- Supreme Court of Canada

Hearing: 27–28 May 1981 Judgment: 1 December 1981
- Full case name: The Minister of Justice of Canada and the Minister of Finance of Canada v Joseph Borowski
- Citations: [1981] 2 SCR 575
- Prior history: APPEAL from Borowski v. Minister of Justice of Canada and Minister of Finance of Canada, 1980 CanLII 2279 (5 November 1980)
- Ruling: Appeal dismissed

Court membership
- Chief Justice: Bora Laskin Puisne Justices: Ronald Martland, Roland Ritchie, Brian Dickson, Jean Beetz, Willard Estey, William McIntyre, Julien Chouinard, Antonio Lamer

Reasons given
- Majority: Martland J, joined by Ritchie, Dickson, Beetz, Estey, McIntyre and Chouinard JJ
- Dissent: Laskin CJ, joined by Lamer J

= Canada (Minister of Justice) v Borowski =

Canada (Minister of Justice) v Borowski, [1981] 2 S.C.R. 575 is a landmark Supreme Court of Canada decision on the standard for allowing public interests to gain standing to challenge a law. The Court developed what is known as the Borowski test for public interest standing.

==Background==
Joseph Borowski was a prominent anti-abortion activist in Saskatchewan who wanted to challenge the abortion provisions under section 251(4), (5), and (6) of the Criminal Code as violations to right to life in the Canadian Bill of Rights.

In a seven to two decision the Court found that Borowski had standing to challenge the law.

==Reasons of the court==
Justice Martland, wrote the decision for the majority. Martland's reasoning was largely based on the previous decision of Thorson v. Attorney General of Canada, [1975] 1 S.C.R. 138. He stated that a plaintiff seeking a declaration to invalidate a law must show that they are directly affected by it, or have a genuine interest as a citizen and there be no reasonable and effective alternative means to challenge the law.

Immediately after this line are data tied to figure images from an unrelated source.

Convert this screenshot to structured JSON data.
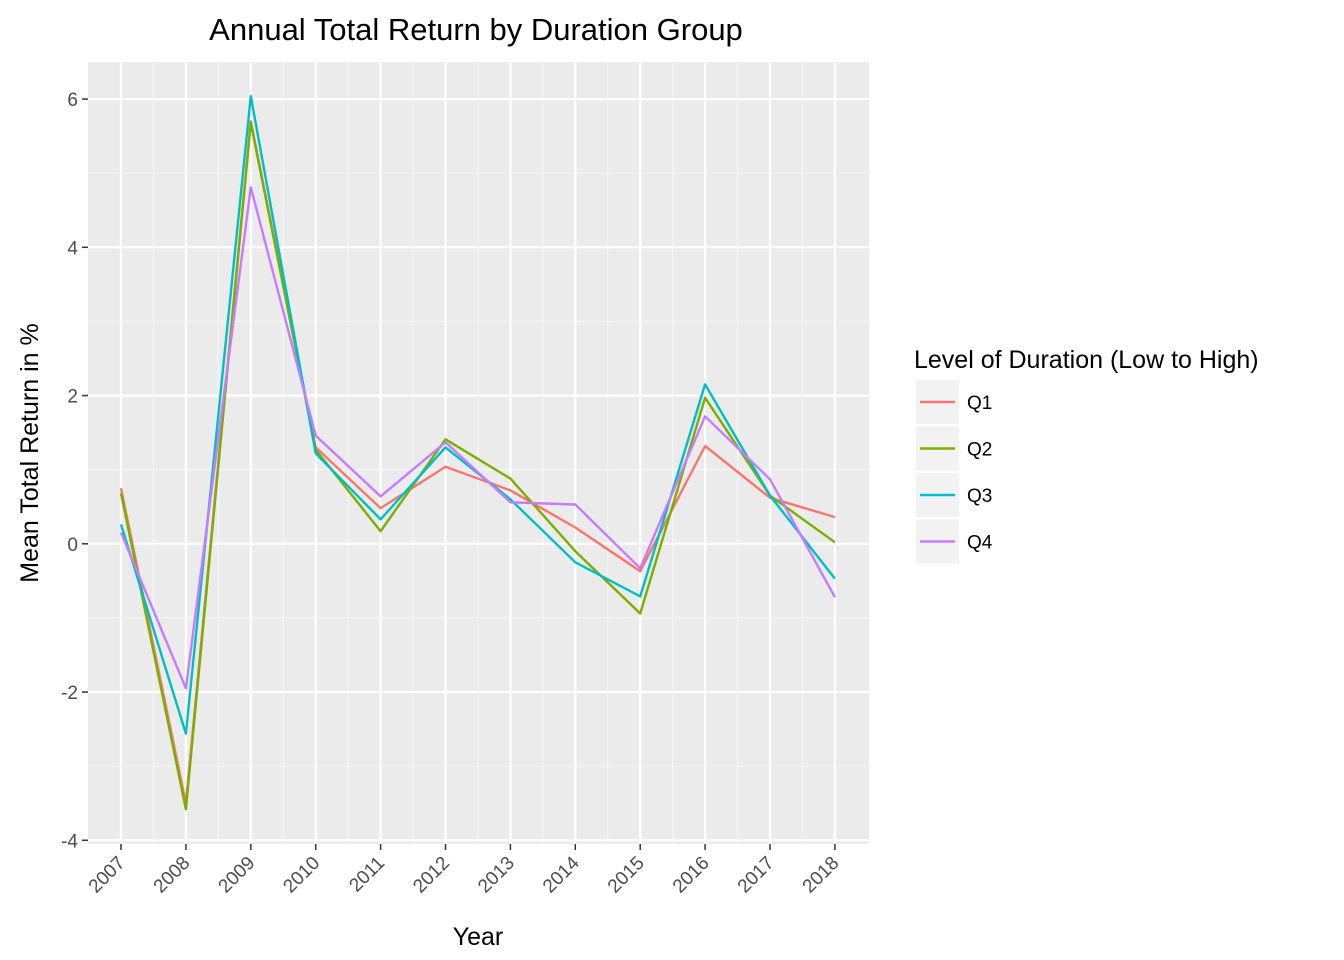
{
  "chart_data": {
    "type": "line",
    "title": "Annual Total Return by Duration Group",
    "xlabel": "Year",
    "ylabel": "Mean Total Return in %",
    "categories": [
      "2007",
      "2008",
      "2009",
      "2010",
      "2011",
      "2012",
      "2013",
      "2014",
      "2015",
      "2016",
      "2017",
      "2018"
    ],
    "ylim": [
      -4.05,
      6.5
    ],
    "yticks": [
      -4,
      -2,
      0,
      2,
      4,
      6
    ],
    "yticks_labels": [
      "-4",
      "-2",
      "0",
      "2",
      "4",
      "6"
    ],
    "grid": true,
    "legend": {
      "title": "Level of Duration (Low to High)",
      "position": "right"
    },
    "series": [
      {
        "name": "Q1",
        "color": "#F8766D",
        "values": [
          0.75,
          -3.5,
          5.7,
          1.3,
          0.48,
          1.04,
          0.72,
          0.22,
          -0.37,
          1.32,
          0.62,
          0.36
        ]
      },
      {
        "name": "Q2",
        "color": "#7CAE00",
        "values": [
          0.68,
          -3.58,
          5.68,
          1.27,
          0.17,
          1.41,
          0.88,
          -0.1,
          -0.94,
          1.97,
          0.65,
          0.02
        ]
      },
      {
        "name": "Q3",
        "color": "#00BFC4",
        "values": [
          0.26,
          -2.56,
          6.04,
          1.22,
          0.33,
          1.3,
          0.6,
          -0.25,
          -0.71,
          2.15,
          0.65,
          -0.47
        ]
      },
      {
        "name": "Q4",
        "color": "#C77CFF",
        "values": [
          0.15,
          -1.95,
          4.81,
          1.46,
          0.64,
          1.37,
          0.56,
          0.53,
          -0.33,
          1.72,
          0.87,
          -0.72
        ]
      }
    ]
  }
}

Borowski was found to meet this requirement as it would be difficult to bring such an issue to court without having an interest group make a challenge.

==Commentary==
The test was later re-articulated more narrowly in the decision of Canadian Council of Churches v. Canada (Minister of Employment and Immigration), [1992] 1 S.C.R. 236.